Ysla, una experiencia poética

Se está bien aquí, al calor de esta cueva de certezas, al soco de un pecio y compartiendo cielo con cientos de postales. Pero me pregunto si conocemos el lugar en el que estamos, si sabemos qué hacemos aquí; si reconocemos, acaso, allá al fondo, las sombras que ocultan el origen de la luz… En lo que a mí respecta, he venido a hablar de la extrema lentitud y pesadez de mis pasos, de preguntas y respuestas, de la voluntad de abandonar a su suerte las sombras de esta caverna, y de un viaje que no cesa en ese instante en que la isla se transforma… Aquí el asombro nos acompaña siempre, un asombro que todo alcanza y por todas partes. Sin embargo no es raro encontrarse con aquellos que ya dejaron de asombrarse, que sucumbieron a las promesas de las sirenas o a la modorra de Onán, ese hábito del poeta, del escritor o del crítico (del artista) hipnotizado por su propia mano… Para nosotros esta puede ser la peor condena, abandonarse por completo al delirio localista, formar pequeñas repúblicas o reinos, rebaños donde no exista la posibilidad de discrepar, de dibujar y compartir otras y nuevas miradas y provocaciones; idolatrar falsas certezas…
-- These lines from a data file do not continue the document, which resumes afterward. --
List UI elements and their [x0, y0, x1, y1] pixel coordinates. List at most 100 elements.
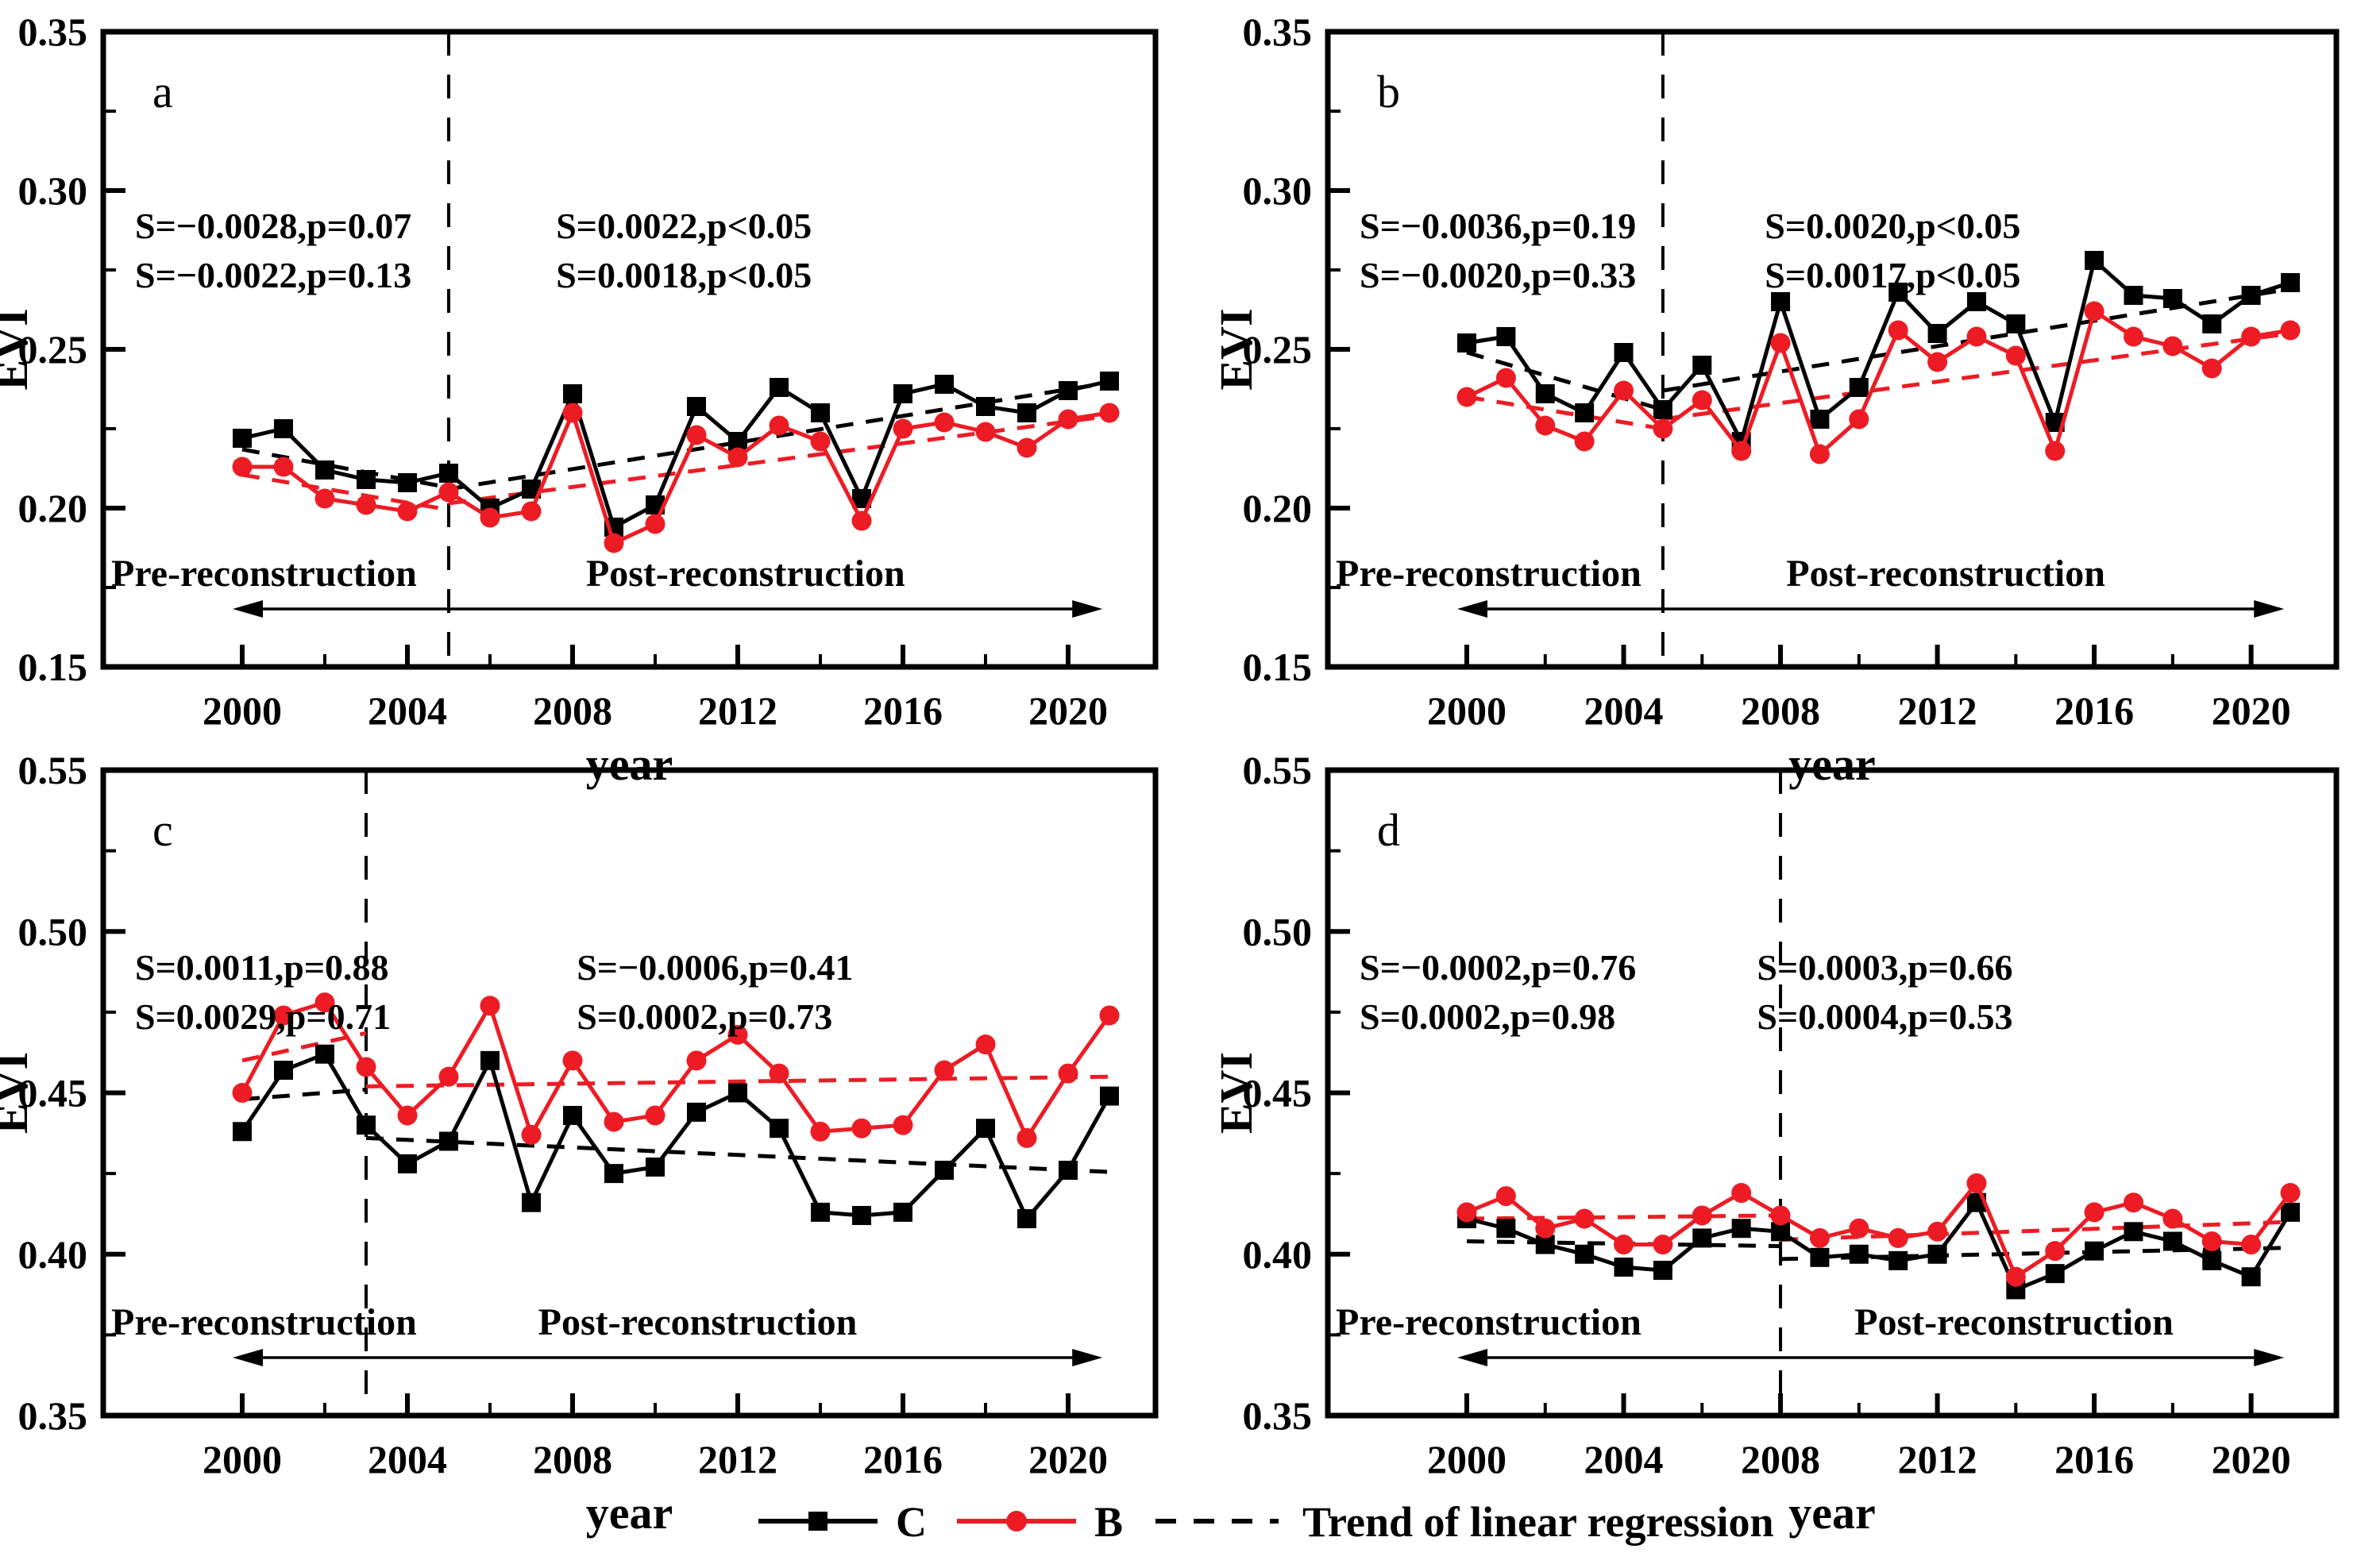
- panel-b-series-c-marker: [1575, 403, 1595, 422]
- panel-b-series-b-marker: [1731, 441, 1752, 461]
- panel-c-series-c-marker: [604, 1164, 623, 1184]
- panel-c-series-b-marker: [438, 1066, 459, 1087]
- panel-b-series-c-marker: [2085, 251, 2104, 270]
- panel-b-series-c-marker: [1927, 324, 1947, 343]
- panel-c-y-axis-label: EVI: [0, 1052, 37, 1134]
- panel-c-series-c-line: [240, 1051, 1112, 1223]
- panel-d-series-c-marker: [1692, 1228, 1712, 1248]
- panel-b-series-b-marker: [2201, 358, 2222, 379]
- panel-b-ytick-label: 0.35: [1243, 10, 1313, 54]
- panel-d-series-c-marker: [1653, 1261, 1672, 1281]
- panel-a-series-b-line: [242, 406, 1110, 546]
- panel-c-series-b-marker: [397, 1105, 418, 1126]
- panel-a-series-b-marker: [934, 412, 955, 433]
- panel-c-series-b-line: [240, 1000, 1112, 1142]
- panel-b-series-b-marker: [2280, 320, 2301, 341]
- panel-a-series-c-marker: [811, 403, 830, 422]
- panel-d-series-b-marker: [1574, 1208, 1595, 1229]
- panel-c-series-c-marker: [522, 1192, 541, 1212]
- panel-d-trend-c-post: [1780, 1246, 2291, 1262]
- panel-c-series-b-marker: [356, 1057, 376, 1077]
- legend-b-label: B: [1094, 1498, 1123, 1546]
- panel-c-post-reconstruction-label: Post-reconstruction: [538, 1301, 858, 1343]
- panel-a-series-b-marker: [232, 457, 253, 477]
- panel-c-series-c-marker: [480, 1050, 500, 1070]
- panel-d-annotation-post-c: S=0.0003,p=0.66: [1757, 947, 2012, 988]
- panel-d-series-b-marker: [1770, 1205, 1791, 1226]
- panel-a-series-c-marker: [563, 384, 582, 403]
- panel-d-ytick-label: 0.55: [1243, 748, 1313, 792]
- panel-c-series-b-marker: [521, 1124, 542, 1145]
- panel-b-trend-b-post: [1662, 331, 2291, 422]
- panel-a-xtick-label: 2004: [368, 688, 447, 733]
- panel-d-series-c-marker: [1888, 1250, 1908, 1270]
- panel-b-ytick-label: 0.20: [1243, 486, 1313, 530]
- panel-b-trend-c-pre: [1466, 350, 1664, 412]
- panel-d-pre-reconstruction-label: Pre-reconstruction: [1336, 1301, 1642, 1343]
- panel-c-series-b-marker: [232, 1083, 253, 1103]
- panel-a-series-c-marker: [893, 384, 912, 403]
- panel-d-arrowhead-left: [1457, 1349, 1487, 1366]
- panel-b-annotation-pre-c: S=−0.0036,p=0.19: [1360, 206, 1636, 246]
- panel-a-pre-reconstruction-label: Pre-reconstruction: [111, 553, 417, 595]
- panel-c-xtick-label: 2008: [533, 1437, 612, 1481]
- panel-d-series-c-marker: [2045, 1264, 2065, 1284]
- panel-b-series-c-marker: [1692, 356, 1712, 375]
- panel-d-series-c-marker: [1575, 1244, 1595, 1264]
- panel-a-series-b-marker: [438, 482, 459, 503]
- panel-b-series-c-marker: [2162, 289, 2182, 308]
- panel-a-series-b-marker: [686, 425, 707, 445]
- panel-a-series-c-marker: [687, 397, 706, 416]
- panel-d-xtick-label: 2000: [1427, 1437, 1506, 1481]
- panel-b-xtick-label: 2004: [1584, 688, 1664, 733]
- panel-a-arrowhead-left: [233, 600, 263, 618]
- panel-a-series-b-marker: [521, 501, 542, 522]
- panel-a-series-c-marker: [398, 473, 417, 492]
- panel-c-series-c-marker: [935, 1161, 954, 1181]
- panel-c-series-b-marker: [1017, 1127, 1037, 1148]
- panel-a-series-b-marker: [975, 422, 996, 442]
- panel-c-xtick-label: 2000: [203, 1437, 282, 1481]
- panel-d-series-b-marker: [1888, 1227, 1908, 1248]
- panel-d-series-c-marker: [2241, 1267, 2261, 1287]
- legend-c-label: C: [896, 1498, 927, 1546]
- panel-c-series-c-marker: [976, 1119, 995, 1138]
- panel-c: Pre-reconstruction Post-reconstruction S=0…: [0, 748, 1159, 1539]
- panel-c-series-c-marker: [233, 1122, 252, 1142]
- panel-d-series-c-marker: [2085, 1241, 2104, 1261]
- panel-c-arrowhead-left: [233, 1349, 263, 1366]
- panel-c-series-c-marker: [852, 1205, 871, 1225]
- panel-c-x-axis-label: year: [586, 1487, 673, 1539]
- panel-d-series-c-marker: [1614, 1258, 1634, 1277]
- panel-a-annotation-post-c: S=0.0022,p<0.05: [556, 206, 812, 246]
- panel-a-series-b-marker: [356, 495, 376, 515]
- panel-b-series-c-marker: [1653, 400, 1672, 419]
- panel-a-series-b-marker: [727, 447, 748, 468]
- panel-a-series-c-marker: [976, 397, 995, 416]
- panel-c-annotation-post-c: S=−0.0006,p=0.41: [577, 947, 853, 988]
- panel-a-trend-b-pre: [241, 472, 449, 512]
- panel-b-series-c-marker: [1810, 410, 1830, 429]
- panel-b-series-b-marker: [1495, 368, 1516, 388]
- panel-a-series-c-marker: [1059, 381, 1078, 400]
- panel-b-series-c-marker: [1966, 292, 1986, 311]
- panel-d-series-c-marker: [1849, 1244, 1869, 1264]
- panel-a-series-b-marker: [562, 403, 583, 423]
- panel-d-series-c-marker: [2281, 1202, 2300, 1222]
- panel-a-series-c-marker: [274, 419, 293, 438]
- panel-b-series-c-marker: [2281, 273, 2300, 292]
- panel-a-series-c-marker: [1017, 403, 1036, 422]
- panel-b-pre-reconstruction-label: Pre-reconstruction: [1336, 553, 1642, 595]
- panel-d-series-b-marker: [2201, 1231, 2222, 1251]
- panel-a-ytick-label: 0.15: [18, 645, 88, 689]
- panel-a-xtick-label: 2016: [863, 688, 943, 733]
- panel-c-series-c-marker: [687, 1102, 706, 1122]
- panel-b-series-c-marker: [1535, 384, 1555, 403]
- panel-b-series-b-marker: [1692, 390, 1712, 410]
- panel-d-series-b-marker: [2005, 1266, 2026, 1287]
- panel-d-series-b-marker: [2162, 1208, 2183, 1229]
- panel-d-xtick-label: 2016: [2054, 1437, 2134, 1481]
- panel-b-arrowhead-left: [1457, 600, 1487, 618]
- panel-d-series-b-marker: [1495, 1186, 1516, 1207]
- panel-c-series-b-marker: [1058, 1063, 1078, 1084]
La Ysla es esa multidimensión que niega todo límite cuando, frente al océano, toma sentido el tiempo, condensado como se halla en este mundo al que algunos denominan «rodeado de mar por todas partes».          Sin duda, la Ysla es un lugar inabarcable en el que todos caben, una maravilla que podemos tomar prestada a diario y más allá de apresuradas etiquetas y marcas. La Ysla (con “i griega”) es la curvatura de un día a día que exige humildad, sacrificio y honradez; es creación y silencio, extrañeza, paciencia y remanso, ver más allá y dejarse sorprender, conocimiento de un rumor que todo lo envuelve y en todas partes se expone a la intemperie. La isla, cuando se hace Ysla, es búsqueda y riesgo, de ahí que si se adolece de un ejercicio responsable de la reflexión y la autocrítica, la vanidad, el vacío y el folclorismo clónico aplastan el sentido de la Poesía, de la Ysla…

La Ysla puede provocar vértigo a aquel que la descubre por primera vez cuando, al repetir “no hay certezas” frente a los ojos, ve aparecer una cabeza que transforma el horizonte (antes recto y rígido), en un hogar oblongo, circular, curvo y sin límites. Esta nueva luz de Mafasca se aparece ante nosotros, en ese instante, para mostrarnos lo pequeño de nuestros pasos, este mundo inaudito, tremendo y hermoso que es, en verdad, la Ysla. Nos hace sentir muy pequeños… Ante esta visión, el recién llegado e, incluso, en ocasiones, aquel que la habita, se estremece, teme darse cuenta de que apenas sí sabe algo. A unos y a otros la ola los coge por la espalda, los sacude y, entonces, cuando pueden recuperarse del revolcón, corren en busca de quehaceres más prosaicos, de falsas certezas en la tradición, en las convenciones literarias, en la seguridad de un rebaño. Y así es que en la Ysla unos se aferran a lo conocido, a las voces que les dictan tal o cual camino, mientras otros recorren libres todas las dimensiones, llevan su isla a todas partes, viajan por la calle como unidades fugaces que buscan, a diario, el borde de las lenguas extáticas en la orilla. En la Ysla el tiempo mismo llega a reconocer su inexistencia, cuando los días se hacen años y los años toda una vida; y la vida, un todo que nos supera, un buen puñado de hojas en la orilla sobre la arena, una multitud de espejos que nos muestran, a nosotros y al visitante, las maletas que cargamos, las cadenas…

Cuanto más se camina en la Ysla, más se acrecienta la propia desnudez del que avanza, más se transmuta en creación y luz la urdimbre que convulsiona la mirada tras los ojos. Y, así, el mar pasa a ser océano, y el océano existencia, ser, un lugar inabarcable, un lugar de partida y llegada; siempre ahí, y en todas partes.